Around the world, ‘Mamma Mia!’ an ABBA-salute hit
Tuesday, April 6, 2004 | 8:30 a.m.
When the musical "Mamma Mia!" opened in London on April 6, 1999, few expected that a mother-daughter drama set on a Greek island and scored to the songs of ABBA would go very far.
After all, it was merely "filler" at the Prince Edward Theatre until the much splashier "Ragtime" transferred from Broadway. "Ragtime," though, eventually came to a different London theater in 2003, where it quickly folded despite decent reviews.
And "Mamma Mia!" became an international phenomenon. It celebrates its fifth anniversary this week, with 11 productions playing around the world (including one at Mandalay Bay, which recently celebrated its one-year anniversary) and six more due to open in the next 18 months.
"It's like having a child that won't stop growing," Catherine Johnson, author of the musical's book, says.
Currently generating more than $8 million a week in ticket sales, "Mamma Mia!" has grossed more than $750 million worldwide, including $200 million on the West End and $150 million in New York. If the current box office activity continues, the show should easily pass the billion-dollar mark set by "The Phantom of the Opera."
Still, solid business is one thing; stratospheric is another. "Mamma Mia!" has yet to open in a city or country where it hasn't clicked, whether you're talking Korea, the Netherlands, or Australia. The show claims to have been seen by almost one in every 10 Australians.
That's not bad, given that many musicals -- "The Producers," "Rent" or even "Les Miserables" -- don't always connect with the public.
Why, then, does "Mamma Mia!" -- which uses songs from a Swedish pop group that disbanded in the early 1980s -- work?
Director Phyllida Lloyd, points to the genuine affection and seriousness of purpose with which the show was conceived.
"We never ever imagined that we were working on a hit," she says. "We treated it very humbly.

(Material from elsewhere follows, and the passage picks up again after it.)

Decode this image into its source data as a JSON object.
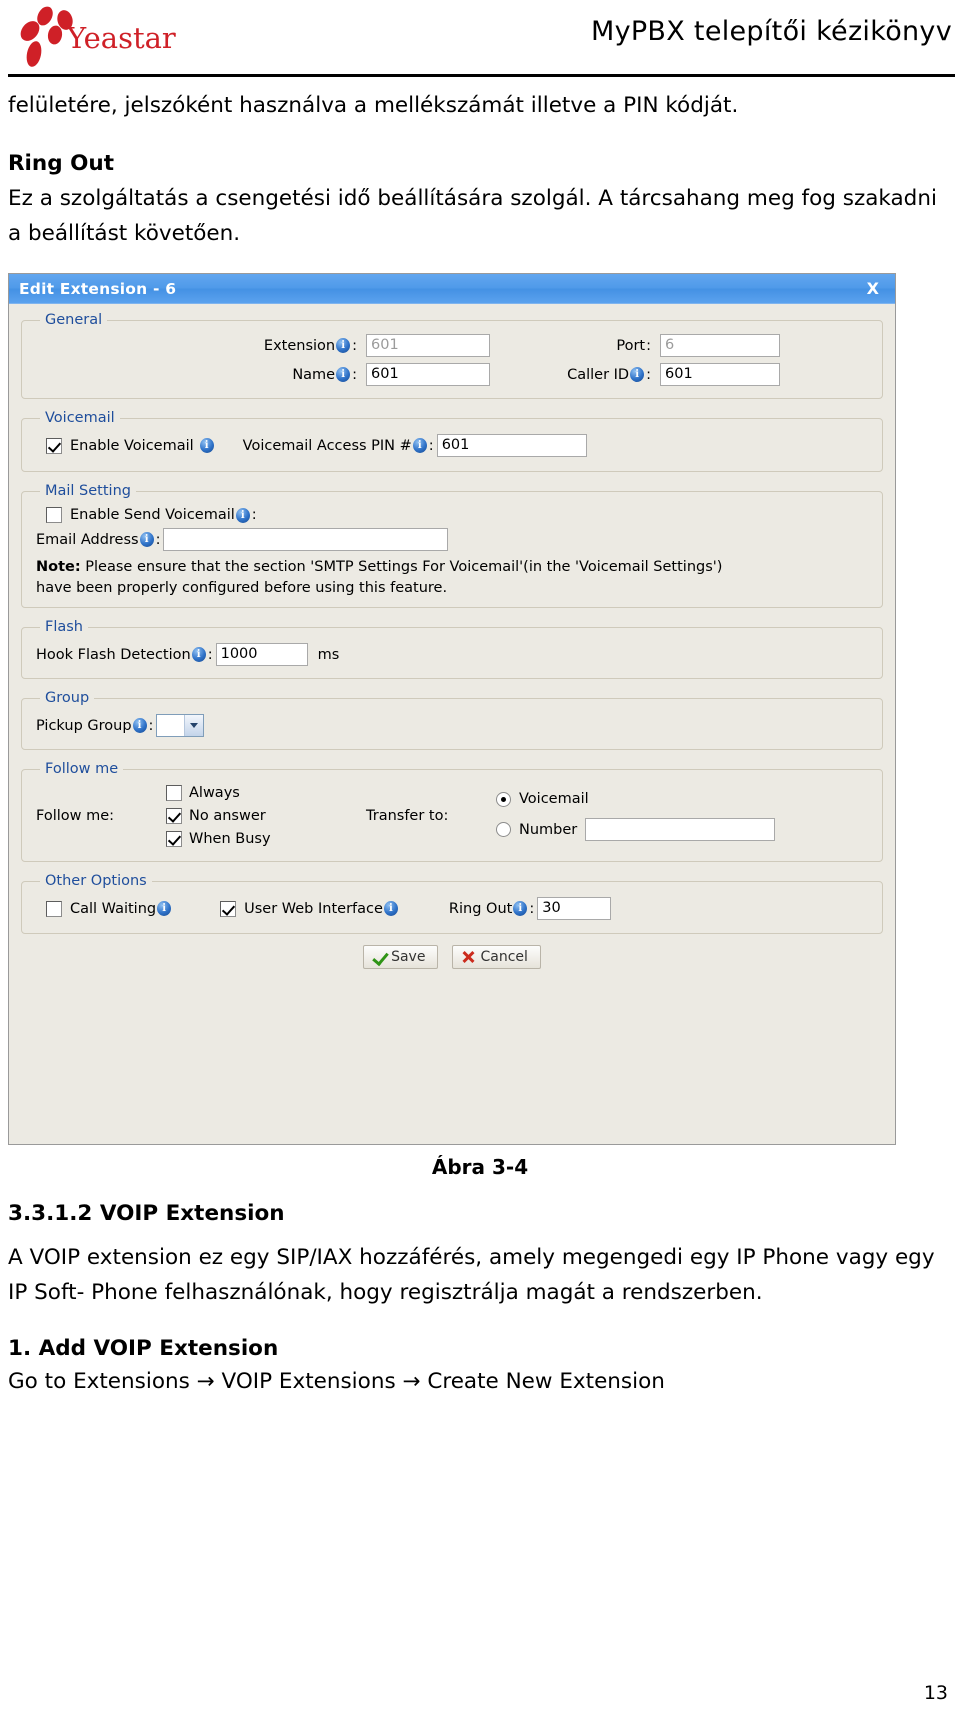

"We were absolutely ferociously trying to mine a drama, and we treated it very seriously and not remotely cynically; none of us thought, this is going to be a gravy train."
Designer Mark Thompson agrees. "The thing is, I don't think 'Mamma Mia!' was ever approached as a way to make money; it was always approached as a new book musical."

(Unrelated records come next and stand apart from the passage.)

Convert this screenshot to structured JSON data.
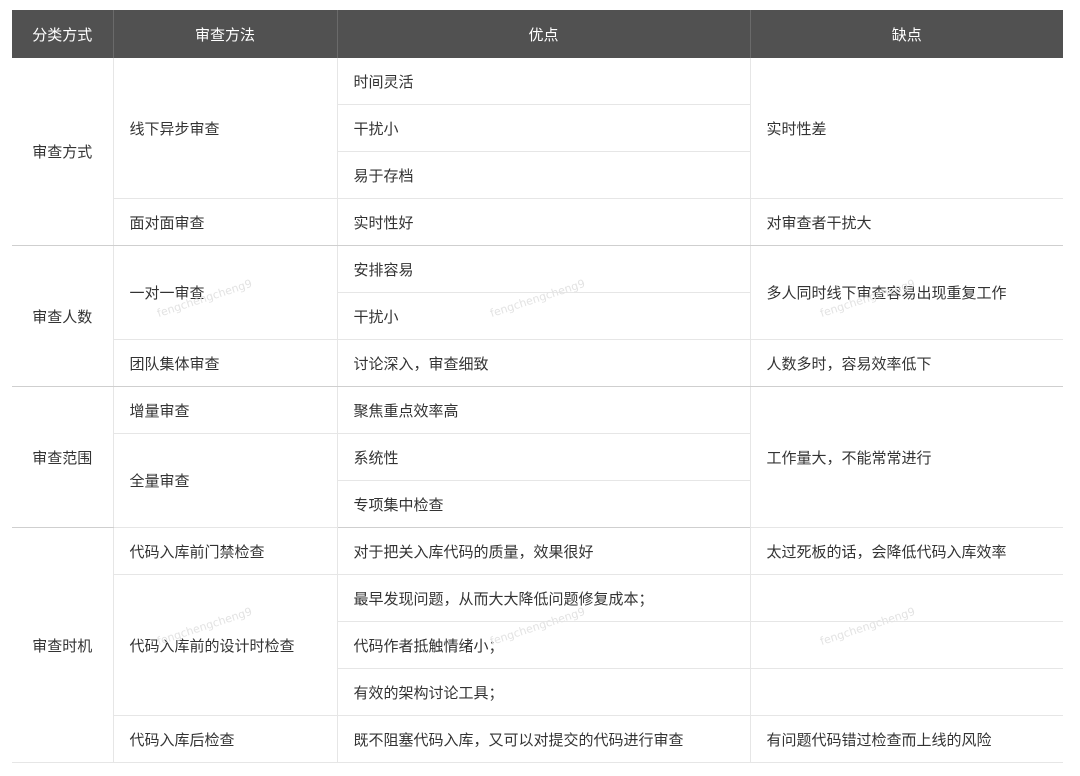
{
  "headers": [
    "分类方式",
    "审查方法",
    "优点",
    "缺点"
  ],
  "categories": [
    "审查方式",
    "审查人数",
    "审查范围",
    "审查时机"
  ],
  "methods": [
    "线下异步审查",
    "面对面审查",
    "一对一审查",
    "团队集体审查",
    "增量审查",
    "全量审查",
    "代码入库前门禁检查",
    "代码入库前的设计时检查",
    "代码入库后检查"
  ],
  "pros": [
    "时间灵活",
    "干扰小",
    "易于存档",
    "实时性好",
    "安排容易",
    "干扰小",
    "讨论深入，审查细致",
    "聚焦重点效率高",
    "系统性",
    "专项集中检查",
    "对于把关入库代码的质量，效果很好",
    "最早发现问题，从而大大降低问题修复成本；",
    "代码作者抵触情绪小；",
    "有效的架构讨论工具；",
    "既不阻塞代码入库，又可以对提交的代码进行审查"
  ],
  "cons": [
    "实时性差",
    "对审查者干扰大",
    "多人同时线下审查容易出现重复工作",
    "人数多时，容易效率低下",
    "工作量大，不能常常进行",
    "太过死板的话，会降低代码入库效率",
    "有问题代码错过检查而上线的风险"
  ],
  "watermark": "fengchengcheng9"
}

Johnson is modest about her contribution -- to shape a narrative on which to hang such clap-happy songs as "Super Trouper," "Money, Money, Money," "Dancing Queen" and the title number.
Her solution was to create a family drama about 20-year-old Sophie, who invites to her island wedding three men, determined to discover which one was her father. Her sleuthing prompts various showdowns, including an emotional reckoning with the hard-living mother, Donna, who raised Sophie on her own.
"I think people still don't realize 'Mamma Mia!' has a book, at least the people who haven't seen it," Johnson says.
In fact, says Lloyd, the book is the musical's secret weapon. "A lot of people have written the show off as being not particularly cunningly achieved, when it's actually an incredibly difficult job to suddenly be given this catalog of songs and asked to find a structure," Lloyd says.
If some of the ABBA songs seem incongruous, so be it. "For me," says Lloyd, "the charm of the show is that the songs don't fit; that's the point. That's why it tickles me."
And while blockbusters such as "Les Miz," "Cats" and "Phantom" tend to clone the same show throughout the world, the "Mamma Mia!" team tries to make the musical unique to every territory. "It's never the same twice," Lloyd says.
"We never went and made the London 'Mamma Mia!' in other countries: it's completely an Australian version with Australian characters and Australian jokes. In Hamburg, it's been done completely in German."
In London, the musical moves May 27 to the Prince of Wales Theatre, which is smaller than the Prince Edward. The shift in theater guarantees "Mamma Mia!" a continued West End life while freeing up the 1,650-seat Prince Edward for "Mary Poppins," opening in December.
There are still other cities around the world to consider as well as a movie version that producer Craymer says is still "very early days."